Except all this was before Sonia, wasn't it? It couldn't have been the result of Sonia's death. Because if, as he said, she was born when I was six years old, Raphael Robson and Sarah-Jane Beckett would already have been in place in the house. And James the Lodger would have been there as well. And into this already established group Katja Wolff would have come as Sonia's nanny. So that's what must have happened, isn't it: An established group was forced to accept an interloper in their midst. An intruder, if you will. A foreigner as well. And not just any, but a German foreigner. Briefly famous, yes. But German all the same: our wartime enemy and Granddad forever a prisoner of that war.
So Sarah-Jane Beckett and James the Lodger are whispering about her in that corner in the kitchen, not about my mother, not about Raphael, and not about those flowers. They are whispering about her because Sarah-Jane is like that, was like that from the first, a whisperer. Her whispering grows out of jealousy because Katja is lithe and pretty and seductive and Sarah-Jane Beckett—with her short red hair like a pudding bowl sprouting from her scalp and her body not much different to mine—sees how the men in the household look at Katja, especially James the Lodger, who helps Katja with her English and laughs when she says with a shiver, “Mein Gott, my corpse is not yet used to such rain in this country” instead of my body, which is what she means. She's asked if she would like a cup of tea, and she says, “Oh yes. Most voluntarily and with many gratitudes,” and they laugh the men laugh but it's laughter that's charmed. My father, Raphael, James the Lodger, even Granddad.
And I remember that. Dr. Rose, I remember.
22 September
So where has she been all these years, Katja Wolff? Buried with Sonia? Buried because of Sonia perhaps?
Because of Sonia? You pounce upon the word, don't you? Why because, Gideon?
Because of her death. If Katja was Sonia's nanny and Sonia died when she was two years old, Katja would have left us then, wouldn't she? I would have had no need for a nanny with Raphael and Sarah-Jane attending to me. So Katja would have left us after two years—perhaps even less—and that would be why I'd forgotten her. I was, after all, only eight at the time, and she wasn't my nanny but Sonia's, so I would have had little to do with her. I was consumed with my music, and when the violin wasn't devouring my time, my school lessons were. I'd already had my first public performances, and the fallout from them was an offer to study at Juilliard for a year. Imagine that. Juilliard. What age could I have been: seven? eight?

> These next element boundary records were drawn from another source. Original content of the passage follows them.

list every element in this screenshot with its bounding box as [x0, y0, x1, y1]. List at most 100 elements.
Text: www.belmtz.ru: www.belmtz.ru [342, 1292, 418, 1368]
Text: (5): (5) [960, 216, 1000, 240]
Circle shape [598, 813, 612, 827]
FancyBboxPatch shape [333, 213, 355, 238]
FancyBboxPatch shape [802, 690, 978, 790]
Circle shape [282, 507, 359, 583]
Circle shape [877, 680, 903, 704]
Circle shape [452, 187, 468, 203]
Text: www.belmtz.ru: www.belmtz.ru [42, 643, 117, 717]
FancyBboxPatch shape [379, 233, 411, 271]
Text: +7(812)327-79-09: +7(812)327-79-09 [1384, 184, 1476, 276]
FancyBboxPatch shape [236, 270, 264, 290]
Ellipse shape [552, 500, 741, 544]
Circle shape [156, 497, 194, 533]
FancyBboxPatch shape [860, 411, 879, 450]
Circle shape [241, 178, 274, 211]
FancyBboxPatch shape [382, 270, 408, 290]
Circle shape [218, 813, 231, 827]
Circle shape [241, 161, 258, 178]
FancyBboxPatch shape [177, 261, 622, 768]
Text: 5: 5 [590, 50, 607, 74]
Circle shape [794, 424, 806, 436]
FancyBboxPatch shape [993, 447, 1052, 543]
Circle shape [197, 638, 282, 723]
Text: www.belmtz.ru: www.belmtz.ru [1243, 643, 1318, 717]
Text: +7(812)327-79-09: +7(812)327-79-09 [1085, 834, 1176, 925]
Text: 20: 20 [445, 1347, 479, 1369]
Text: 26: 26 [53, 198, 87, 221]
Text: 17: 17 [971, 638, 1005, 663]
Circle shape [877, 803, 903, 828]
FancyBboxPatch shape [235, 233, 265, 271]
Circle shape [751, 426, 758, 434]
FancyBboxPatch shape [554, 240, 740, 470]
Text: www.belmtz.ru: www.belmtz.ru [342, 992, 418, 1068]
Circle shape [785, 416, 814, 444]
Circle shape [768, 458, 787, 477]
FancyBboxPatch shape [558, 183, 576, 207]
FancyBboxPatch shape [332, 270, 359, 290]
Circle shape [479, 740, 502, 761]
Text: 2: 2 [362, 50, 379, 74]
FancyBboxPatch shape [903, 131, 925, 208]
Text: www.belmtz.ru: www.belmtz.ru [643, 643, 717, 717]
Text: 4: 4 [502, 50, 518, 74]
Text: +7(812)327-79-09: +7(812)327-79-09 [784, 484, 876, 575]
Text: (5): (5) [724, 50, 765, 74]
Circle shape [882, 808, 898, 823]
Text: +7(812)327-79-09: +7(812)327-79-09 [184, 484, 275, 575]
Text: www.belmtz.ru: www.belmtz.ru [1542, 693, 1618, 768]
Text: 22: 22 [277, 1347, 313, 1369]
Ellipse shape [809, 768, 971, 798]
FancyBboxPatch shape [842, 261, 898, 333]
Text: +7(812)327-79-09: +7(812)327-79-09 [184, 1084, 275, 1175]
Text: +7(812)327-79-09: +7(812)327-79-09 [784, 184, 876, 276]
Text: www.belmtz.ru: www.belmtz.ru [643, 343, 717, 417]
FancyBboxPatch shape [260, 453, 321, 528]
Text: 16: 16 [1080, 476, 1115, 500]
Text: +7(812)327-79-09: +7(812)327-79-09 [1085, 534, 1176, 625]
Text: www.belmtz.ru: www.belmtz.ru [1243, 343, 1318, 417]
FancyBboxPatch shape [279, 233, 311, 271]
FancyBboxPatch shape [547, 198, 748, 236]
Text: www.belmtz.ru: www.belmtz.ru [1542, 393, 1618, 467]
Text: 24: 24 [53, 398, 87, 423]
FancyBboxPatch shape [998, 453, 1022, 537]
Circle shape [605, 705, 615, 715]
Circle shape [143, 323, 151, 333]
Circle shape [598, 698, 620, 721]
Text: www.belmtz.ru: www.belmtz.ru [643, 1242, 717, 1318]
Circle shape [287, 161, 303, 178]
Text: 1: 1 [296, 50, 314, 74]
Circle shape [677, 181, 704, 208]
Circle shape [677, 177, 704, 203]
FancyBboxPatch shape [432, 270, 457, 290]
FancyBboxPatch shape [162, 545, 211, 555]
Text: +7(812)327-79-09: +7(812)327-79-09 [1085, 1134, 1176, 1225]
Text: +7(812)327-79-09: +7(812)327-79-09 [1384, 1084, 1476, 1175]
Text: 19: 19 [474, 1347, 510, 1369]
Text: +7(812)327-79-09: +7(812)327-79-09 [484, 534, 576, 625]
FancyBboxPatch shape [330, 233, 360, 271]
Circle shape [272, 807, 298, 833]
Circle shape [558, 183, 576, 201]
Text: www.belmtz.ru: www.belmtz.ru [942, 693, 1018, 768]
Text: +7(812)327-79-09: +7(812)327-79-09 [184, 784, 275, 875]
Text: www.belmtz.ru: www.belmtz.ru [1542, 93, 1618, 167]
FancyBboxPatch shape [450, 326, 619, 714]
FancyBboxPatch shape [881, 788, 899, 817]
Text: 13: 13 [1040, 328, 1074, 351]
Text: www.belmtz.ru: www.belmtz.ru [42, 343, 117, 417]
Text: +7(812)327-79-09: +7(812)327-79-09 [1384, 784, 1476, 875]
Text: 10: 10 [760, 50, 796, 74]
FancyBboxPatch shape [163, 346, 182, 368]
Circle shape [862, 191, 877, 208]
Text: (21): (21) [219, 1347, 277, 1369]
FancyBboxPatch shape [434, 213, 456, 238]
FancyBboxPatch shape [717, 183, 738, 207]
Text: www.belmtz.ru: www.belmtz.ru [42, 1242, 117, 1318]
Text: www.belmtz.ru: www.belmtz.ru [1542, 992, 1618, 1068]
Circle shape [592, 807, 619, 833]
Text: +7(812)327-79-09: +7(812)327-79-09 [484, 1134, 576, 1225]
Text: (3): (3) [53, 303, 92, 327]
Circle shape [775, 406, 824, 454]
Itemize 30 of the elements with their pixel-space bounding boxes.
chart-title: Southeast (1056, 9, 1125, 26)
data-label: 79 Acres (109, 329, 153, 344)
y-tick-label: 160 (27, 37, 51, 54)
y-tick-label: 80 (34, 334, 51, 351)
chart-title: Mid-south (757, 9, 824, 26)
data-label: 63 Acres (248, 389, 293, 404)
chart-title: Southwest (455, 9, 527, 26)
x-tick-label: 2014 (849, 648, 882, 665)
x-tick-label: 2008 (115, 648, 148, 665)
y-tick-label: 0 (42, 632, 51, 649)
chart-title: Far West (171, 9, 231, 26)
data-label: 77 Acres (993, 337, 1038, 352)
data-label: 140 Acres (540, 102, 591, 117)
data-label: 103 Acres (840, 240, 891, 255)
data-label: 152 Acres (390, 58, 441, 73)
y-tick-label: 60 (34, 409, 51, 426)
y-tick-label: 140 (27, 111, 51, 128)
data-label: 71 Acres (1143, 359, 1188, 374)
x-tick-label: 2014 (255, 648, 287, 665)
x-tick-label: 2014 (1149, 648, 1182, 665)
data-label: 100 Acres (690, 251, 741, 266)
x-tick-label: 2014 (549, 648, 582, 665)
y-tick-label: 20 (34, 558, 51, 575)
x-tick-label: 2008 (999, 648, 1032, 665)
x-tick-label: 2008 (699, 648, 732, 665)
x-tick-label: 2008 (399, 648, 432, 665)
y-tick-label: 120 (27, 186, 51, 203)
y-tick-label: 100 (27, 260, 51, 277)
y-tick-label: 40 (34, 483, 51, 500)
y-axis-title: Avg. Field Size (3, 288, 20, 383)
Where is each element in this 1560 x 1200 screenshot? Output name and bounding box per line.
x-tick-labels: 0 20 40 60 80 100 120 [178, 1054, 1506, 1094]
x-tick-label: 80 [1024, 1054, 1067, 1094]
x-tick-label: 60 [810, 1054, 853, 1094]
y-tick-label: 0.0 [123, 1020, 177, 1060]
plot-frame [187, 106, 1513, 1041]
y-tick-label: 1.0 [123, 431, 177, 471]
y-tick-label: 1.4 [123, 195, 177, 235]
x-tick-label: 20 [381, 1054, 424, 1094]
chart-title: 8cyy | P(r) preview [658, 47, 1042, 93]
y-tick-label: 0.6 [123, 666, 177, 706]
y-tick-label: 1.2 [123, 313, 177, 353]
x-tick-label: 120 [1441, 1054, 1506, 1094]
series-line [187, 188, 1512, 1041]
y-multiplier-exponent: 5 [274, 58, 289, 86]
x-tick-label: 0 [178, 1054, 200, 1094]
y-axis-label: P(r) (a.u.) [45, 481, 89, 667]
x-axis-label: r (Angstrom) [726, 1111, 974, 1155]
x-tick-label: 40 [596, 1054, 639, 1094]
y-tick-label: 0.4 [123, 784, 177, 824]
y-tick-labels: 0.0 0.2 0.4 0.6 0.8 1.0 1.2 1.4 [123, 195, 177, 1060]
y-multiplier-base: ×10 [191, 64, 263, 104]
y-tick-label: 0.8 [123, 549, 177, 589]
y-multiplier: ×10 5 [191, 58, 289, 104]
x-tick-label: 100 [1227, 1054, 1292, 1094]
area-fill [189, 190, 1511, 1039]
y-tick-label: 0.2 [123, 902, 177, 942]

“A virtuoso in the making,” I was called.
But I didn't want making. I wanted made.
23 September
I don't go to Juilliard as things turn out, despite the honour and what it can mean to my development as an international musician. Because of the history of the place, scores of people three times my age would have done anything to have the same opportunity, to experience the endless possibilities that could come from having this extraordinary transcendent invaluable experience…. But there is no money, and even if there were, I am far too young to go that distance by myself, let alone to live there. And since my family cannot move there en masse, the opportunity passes me by.
En masse. Yes. I somehow know that en masse is the only way Juilliard will happen to me, money or not. So I say, Please please let me go, Dad, I must go, I want to go to New York because even then I know what it means in my present and can mean to my future. Dad says, Gideon, you know we can't go. You can't be there alone, and we can't go as a group. Naturally, I demand to know why. Why why why can't I have what I want when until this moment I have always had it. He says—and yes, I remember this well—Gideon, the world will come to you. I promise you that, I swear it, son.
But it's clear that we can't go to New York.